Voici un très beau roman aux multiples facettes, une rencontre étonnante avec le monde des marais, un espace de tourbières et de marécages où vivent et se reproduisent de nombreuses espèces d'oiseaux.
Un titre à la mesure de cette nature, «
là où chantent les écrevisses », est une façon imagée de désigner tel point ou telle avancée, dans un milieu minéral, un labyrinthe humide fait de canaux comme autant de caches pour les déserteurs.
L'habileté de l'écrivaine
Delia Owens, est d'avoir choisi Kya, une petite fille pour incarner dans sa chaire, l'histoire d'une famille ruinée, qui peu à peu se fracasse sous la violence sans fin d''un père à la dérive, et d'une mère Ma qui finit par tout larguer.
L'absence de Ma, Kya l'éprouve à six ans, un matin, les tendres odeurs du matin auront disparu , un matin, puis un deuxième matin, puis à jamais.
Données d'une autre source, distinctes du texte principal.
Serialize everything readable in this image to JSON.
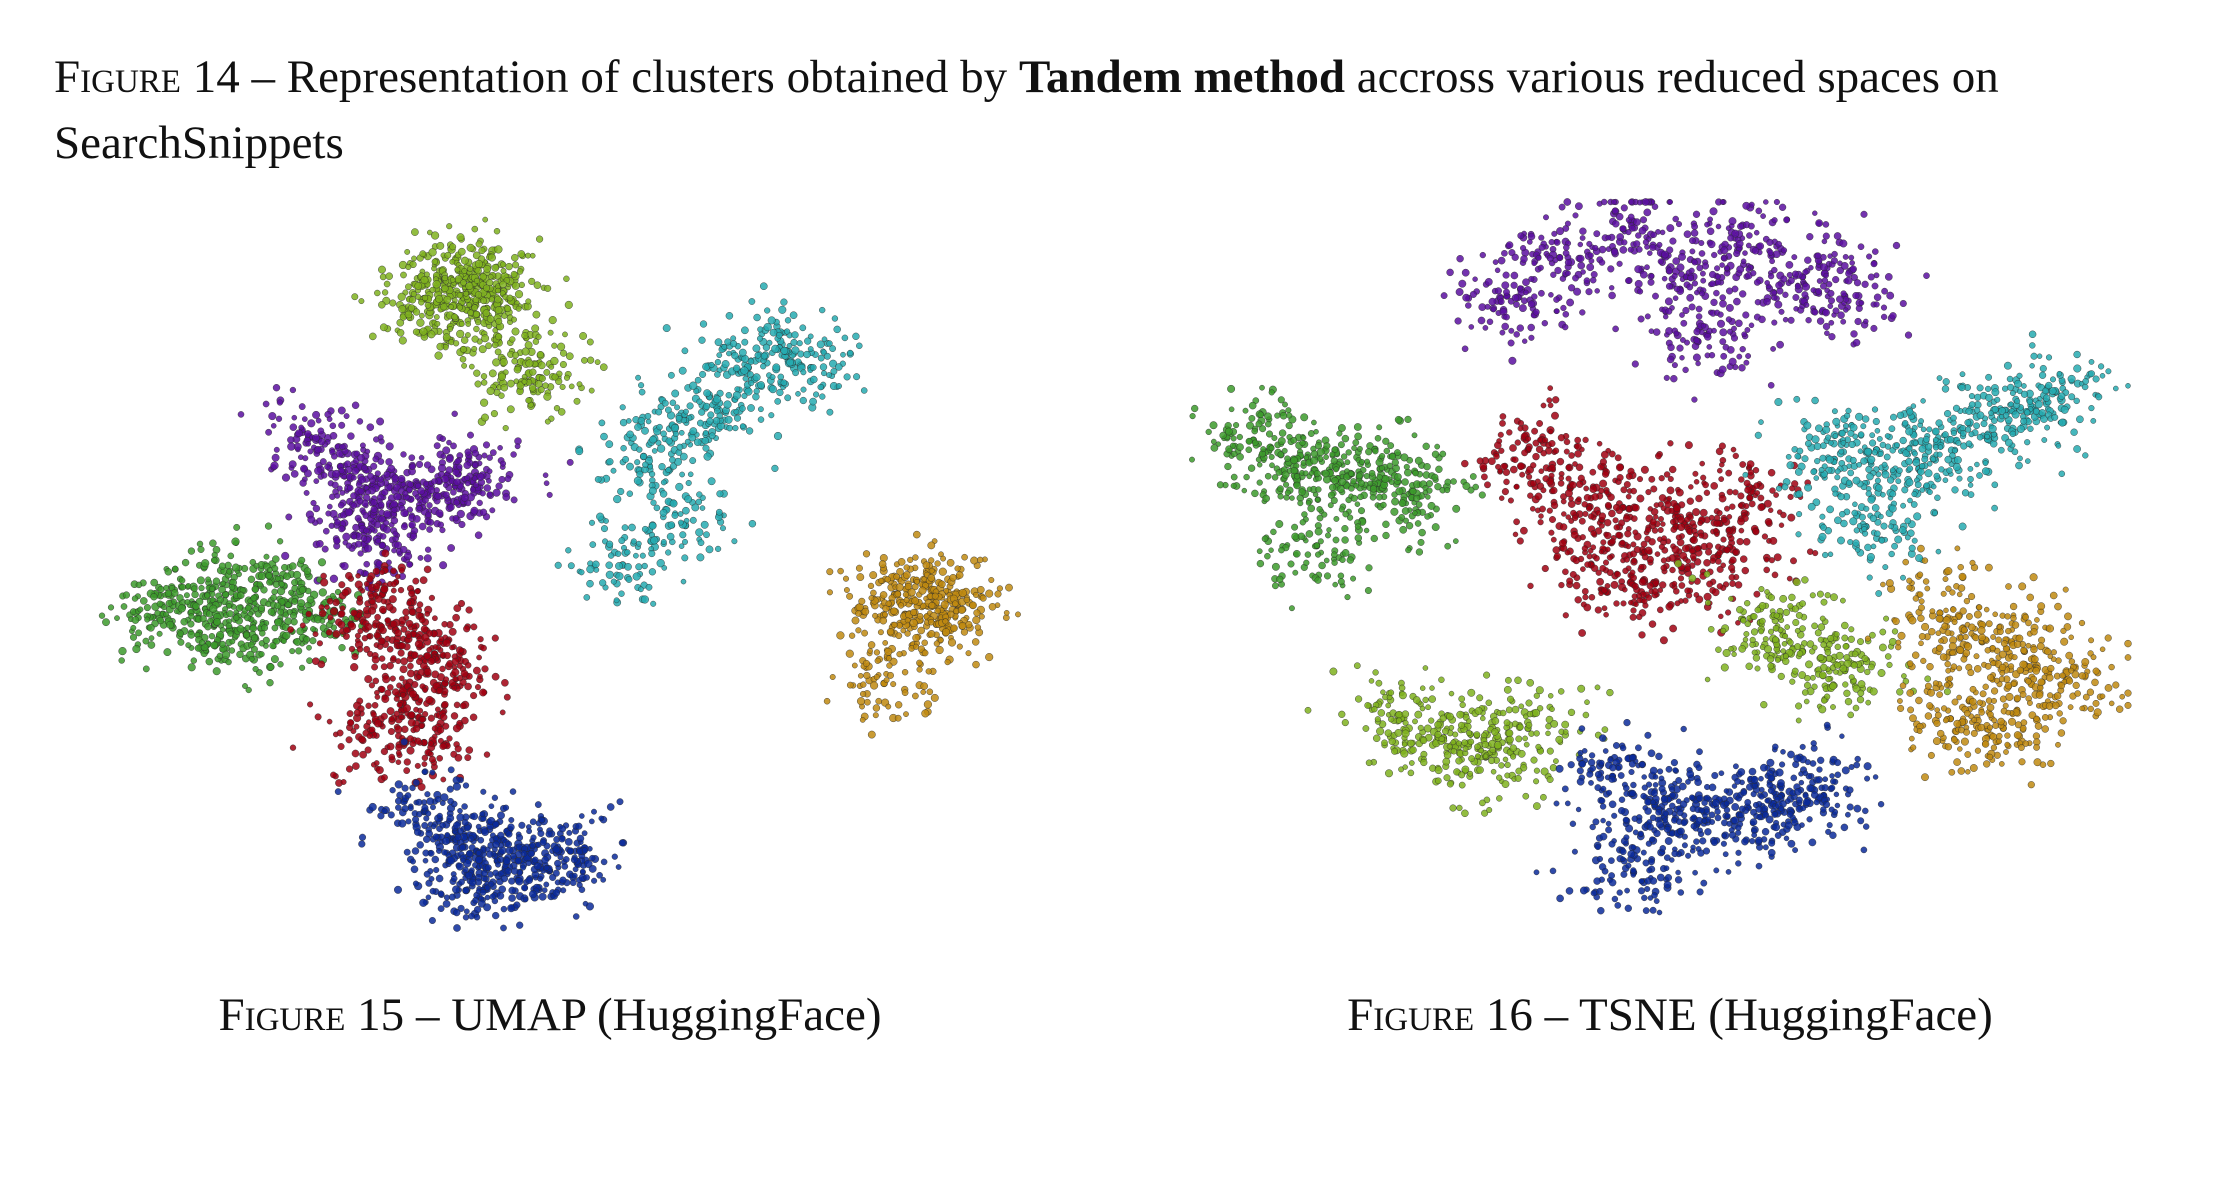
{
  "figure14": {
    "label": "Figure 14",
    "sep": " – ",
    "text_before": "Representation of clusters obtained by ",
    "text_bold": "Tandem method",
    "text_after": " accross various reduced spaces on SearchSnippets"
  },
  "figure15": {
    "label": "Figure 15",
    "sep": " – ",
    "text": "UMAP (HuggingFace)"
  },
  "figure16": {
    "label": "Figure 16",
    "sep": " – ",
    "text": "TSNE (HuggingFace)"
  },
  "cluster_colors": {
    "green": "#7fb21e",
    "leaf": "#3c9a2c",
    "purple": "#5a0fa0",
    "red": "#a00010",
    "blue": "#0a2a9a",
    "cyan": "#26aab0",
    "gold": "#c08a10"
  },
  "chart_data": [
    {
      "type": "scatter",
      "title": "",
      "xlabel": "",
      "ylabel": "",
      "grid": false,
      "axes": false,
      "legend": "none",
      "series": [
        {
          "color_key": "green",
          "x": [
            -1.9,
            -1.7,
            -1.5,
            -1.3,
            -1.2,
            -1.6,
            -1.4,
            -1.0,
            -0.8
          ],
          "y": [
            3.6,
            3.8,
            3.7,
            3.5,
            3.7,
            3.4,
            3.9,
            2.9,
            2.8
          ]
        },
        {
          "color_key": "purple",
          "x": [
            -3.0,
            -2.7,
            -2.4,
            -2.2,
            -2.5,
            -2.3,
            -1.9,
            -1.6,
            -1.4
          ],
          "y": [
            2.2,
            1.9,
            1.7,
            1.5,
            1.3,
            1.1,
            1.6,
            1.7,
            1.8
          ]
        },
        {
          "color_key": "leaf",
          "x": [
            -4.4,
            -4.1,
            -3.8,
            -3.5,
            -3.2,
            -3.6,
            -3.9,
            -3.0
          ],
          "y": [
            0.4,
            0.5,
            0.6,
            0.7,
            0.5,
            0.2,
            0.3,
            0.4
          ]
        },
        {
          "color_key": "red",
          "x": [
            -2.6,
            -2.3,
            -2.0,
            -1.8,
            -2.1,
            -2.4,
            -1.7,
            -1.9
          ],
          "y": [
            0.3,
            0.6,
            0.2,
            0.0,
            -0.5,
            -0.8,
            -0.3,
            -0.9
          ]
        },
        {
          "color_key": "blue",
          "x": [
            -1.9,
            -1.6,
            -1.4,
            -1.2,
            -1.0,
            -0.7,
            -0.5,
            -1.5
          ],
          "y": [
            -1.6,
            -1.8,
            -2.0,
            -2.1,
            -2.1,
            -2.2,
            -2.0,
            -2.4
          ]
        },
        {
          "color_key": "cyan",
          "x": [
            0.2,
            0.5,
            0.9,
            1.2,
            1.5,
            1.8,
            0.6,
            0.0
          ],
          "y": [
            2.0,
            2.3,
            2.5,
            2.9,
            3.1,
            2.9,
            1.3,
            0.9
          ]
        },
        {
          "color_key": "gold",
          "x": [
            2.6,
            2.9,
            3.2,
            3.0,
            2.7,
            2.5
          ],
          "y": [
            0.6,
            0.7,
            0.5,
            0.3,
            0.4,
            -0.3
          ]
        }
      ]
    },
    {
      "type": "scatter",
      "title": "",
      "xlabel": "",
      "ylabel": "",
      "grid": false,
      "axes": false,
      "legend": "none",
      "series": [
        {
          "color_key": "purple",
          "x": [
            -1.6,
            -1.1,
            -0.5,
            0.1,
            0.6,
            1.2,
            1.6,
            0.3
          ],
          "y": [
            4.2,
            4.6,
            4.9,
            4.4,
            4.7,
            4.4,
            4.2,
            3.8
          ]
        },
        {
          "color_key": "red",
          "x": [
            -1.4,
            -1.0,
            -0.5,
            0.0,
            0.4,
            -0.2,
            -0.8,
            0.7
          ],
          "y": [
            2.6,
            2.2,
            2.0,
            1.8,
            1.5,
            1.2,
            1.4,
            2.1
          ]
        },
        {
          "color_key": "leaf",
          "x": [
            -4.0,
            -3.6,
            -3.2,
            -2.8,
            -2.5,
            -3.4
          ],
          "y": [
            2.7,
            2.5,
            2.3,
            2.4,
            2.1,
            1.6
          ]
        },
        {
          "color_key": "green",
          "x": [
            -2.6,
            -2.2,
            -1.8,
            -1.4,
            0.8,
            1.2,
            1.6
          ],
          "y": [
            -0.2,
            -0.4,
            -0.6,
            -0.3,
            0.8,
            0.5,
            0.3
          ]
        },
        {
          "color_key": "blue",
          "x": [
            -0.6,
            -0.2,
            0.2,
            0.6,
            1.0,
            1.4,
            -0.4
          ],
          "y": [
            -0.8,
            -1.1,
            -1.3,
            -1.2,
            -1.0,
            -1.0,
            -1.8
          ]
        },
        {
          "color_key": "cyan",
          "x": [
            1.5,
            1.9,
            2.3,
            2.7,
            3.2,
            3.6,
            1.8
          ],
          "y": [
            2.5,
            2.6,
            2.4,
            2.8,
            3.0,
            3.2,
            1.8
          ]
        },
        {
          "color_key": "gold",
          "x": [
            2.5,
            2.9,
            3.3,
            3.7,
            2.6,
            3.1
          ],
          "y": [
            0.9,
            0.6,
            0.5,
            0.2,
            -0.2,
            -0.3
          ]
        }
      ]
    }
  ]
}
La peur, et l'angoisse imprègnent sa vie de tous les jours, malgré son frère Jodie le dernier à quitter le navire.
"Jusqu'au jour où la douleur qu'elle avait au coeur s'écoula comme l'eau dans le sable."
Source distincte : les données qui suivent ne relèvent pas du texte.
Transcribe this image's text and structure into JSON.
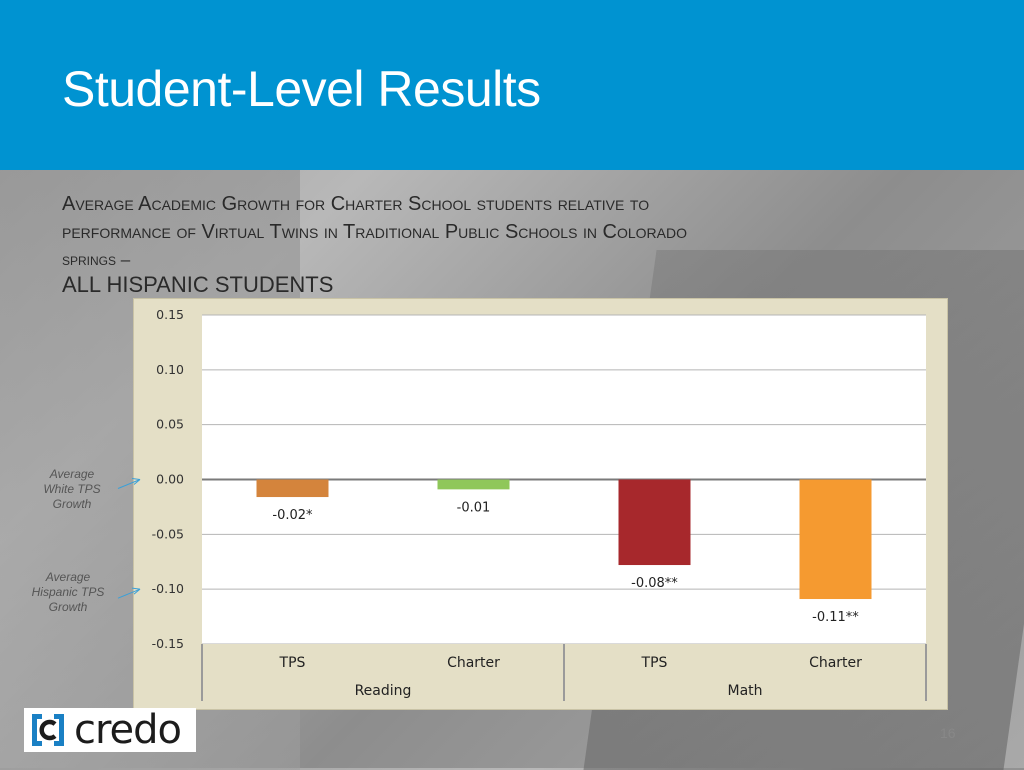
{
  "slide": {
    "title": "Student-Level Results",
    "subtitle_line1": "Average Academic Growth for Charter School students relative to",
    "subtitle_line2": "performance of Virtual Twins in Traditional Public Schools in Colorado",
    "subtitle_line3": "springs –",
    "subtitle_line4": "ALL HISPANIC STUDENTS",
    "page_number": "16",
    "logo_text": "credo",
    "logo_icon": "credo-bracket-c-icon"
  },
  "annotations": {
    "white": "Average White TPS Growth",
    "hispanic": "Average Hispanic TPS Growth"
  },
  "colors": {
    "header": "#0093d1",
    "plot_bg": "#ffffff",
    "chart_frame": "#e4dfc6",
    "arrow": "#3aa0d8"
  },
  "chart_data": {
    "type": "bar",
    "title": "",
    "xlabel": "",
    "ylabel": "",
    "ylim": [
      -0.15,
      0.15
    ],
    "yticks": [
      "0.15",
      "0.10",
      "0.05",
      "0.00",
      "-0.05",
      "-0.10",
      "-0.15"
    ],
    "ytick_values": [
      0.15,
      0.1,
      0.05,
      0.0,
      -0.05,
      -0.1,
      -0.15
    ],
    "groups": [
      "Reading",
      "Math"
    ],
    "categories": [
      "TPS",
      "Charter",
      "TPS",
      "Charter"
    ],
    "values": [
      -0.016,
      -0.009,
      -0.078,
      -0.109
    ],
    "data_labels": [
      "-0.02*",
      "-0.01",
      "-0.08**",
      "-0.11**"
    ],
    "bar_colors": [
      "#d4843c",
      "#8fc75a",
      "#a7282c",
      "#f59a30"
    ],
    "grid": true,
    "legend": "none"
  }
}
"Kya posa sa main sur la terre mouillée et vivante et le marais de vint sa mère."
Ce livre est un guide de survie, et une magnifique traversée de l'enfance. Owens en bâtissant l'histoire de Kya nous délivre un très belle vision de la nature, une découverte d'une sorte de forêt primaire sertie de marais et d'êtres inconnus ou si rares que nos yeux pourront imaginer ou frémir dans cet espace aquatique.
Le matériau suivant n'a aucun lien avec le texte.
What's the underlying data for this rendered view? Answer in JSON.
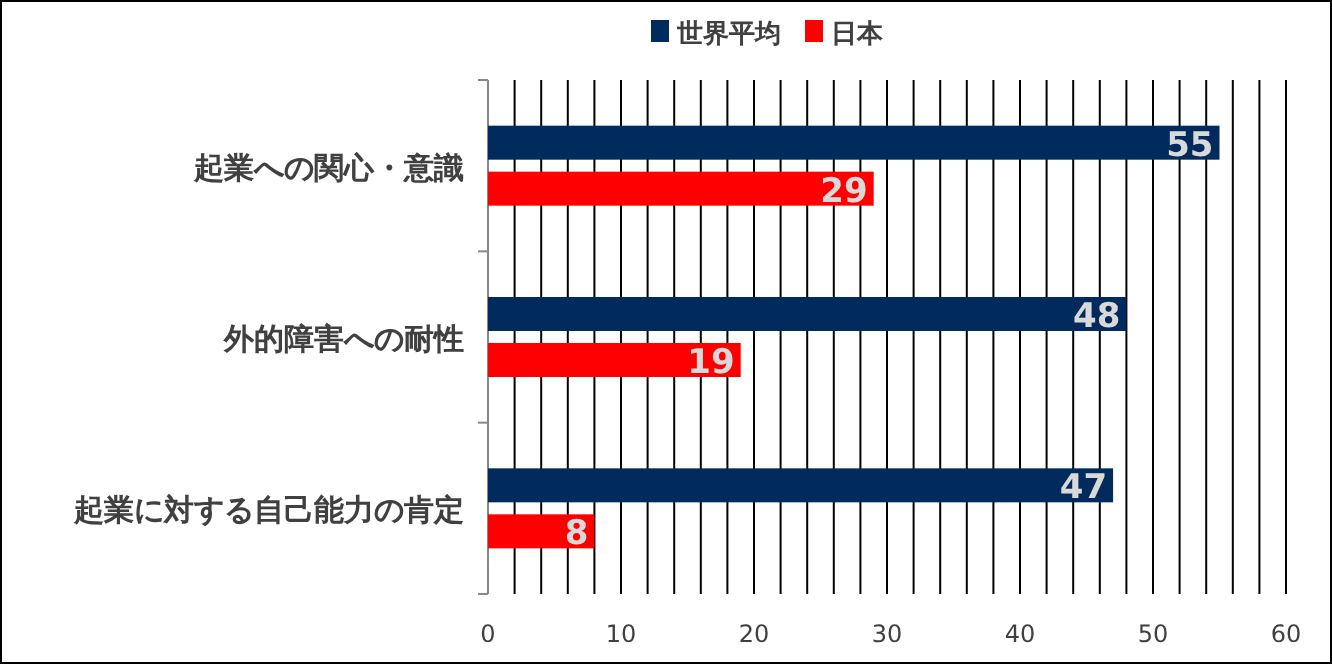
{
  "chart_data": {
    "type": "bar",
    "orientation": "horizontal",
    "categories": [
      "起業への関心・意識",
      "外的障害への耐性",
      "起業に対する自己能力の肯定"
    ],
    "series": [
      {
        "name": "世界平均",
        "color": "#002b5c",
        "values": [
          55,
          48,
          47
        ]
      },
      {
        "name": "日本",
        "color": "#ff0000",
        "values": [
          29,
          19,
          8
        ]
      }
    ],
    "xlim": [
      0,
      60
    ],
    "xticks": [
      0,
      {
        "value": 2,
        "label": null
      },
      {
        "value": 4,
        "label": null
      },
      {
        "value": 6,
        "label": null
      },
      {
        "value": 8,
        "label": null
      },
      10,
      {
        "value": 12,
        "label": null
      },
      {
        "value": 14,
        "label": null
      },
      {
        "value": 16,
        "label": null
      },
      {
        "value": 18,
        "label": null
      },
      20,
      {
        "value": 22,
        "label": null
      },
      {
        "value": 24,
        "label": null
      },
      {
        "value": 26,
        "label": null
      },
      {
        "value": 28,
        "label": null
      },
      30,
      {
        "value": 32,
        "label": null
      },
      {
        "value": 34,
        "label": null
      },
      {
        "value": 36,
        "label": null
      },
      {
        "value": 38,
        "label": null
      },
      40,
      {
        "value": 42,
        "label": null
      },
      {
        "value": 44,
        "label": null
      },
      {
        "value": 46,
        "label": null
      },
      {
        "value": 48,
        "label": null
      },
      50,
      {
        "value": 52,
        "label": null
      },
      {
        "value": 54,
        "label": null
      },
      {
        "value": 56,
        "label": null
      },
      {
        "value": 58,
        "label": null
      },
      60
    ],
    "grid": "x",
    "legend": "top",
    "data_labels": true
  }
}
Kya a l'intuition très tôt que sa vie sera liée à sa capacité de devenir autonome, gagner sa vie avec la complicité de Jumping et de Mabel, car le jour où ses cueillettes de moules, permettent de payer son essence c'est la lumière qui revient dans sa cabane et sa farine de Maïs qui caramélise pour la nourrir. Cet apprentissage de la débrouillardise est délicieusement racontée.
Sa survie est aussi liée à sa connaissance intime de son environnement, sa lucidité à ne suivre aucun étranger, à ne donner prise à quiconque, faire comprendre qu'elle n'a besoin de personne ni pour se vêtir ni pour manger, distillant des nouvelles factices de Pa et de Ma.
Sa rencontre avec le jeune Tate de 4 ans plus âgé, va tisser avec lenteur une relation inaltérable. Kya prendra du temps à s'exprimer. Ce tandem est la grande réussite du livre.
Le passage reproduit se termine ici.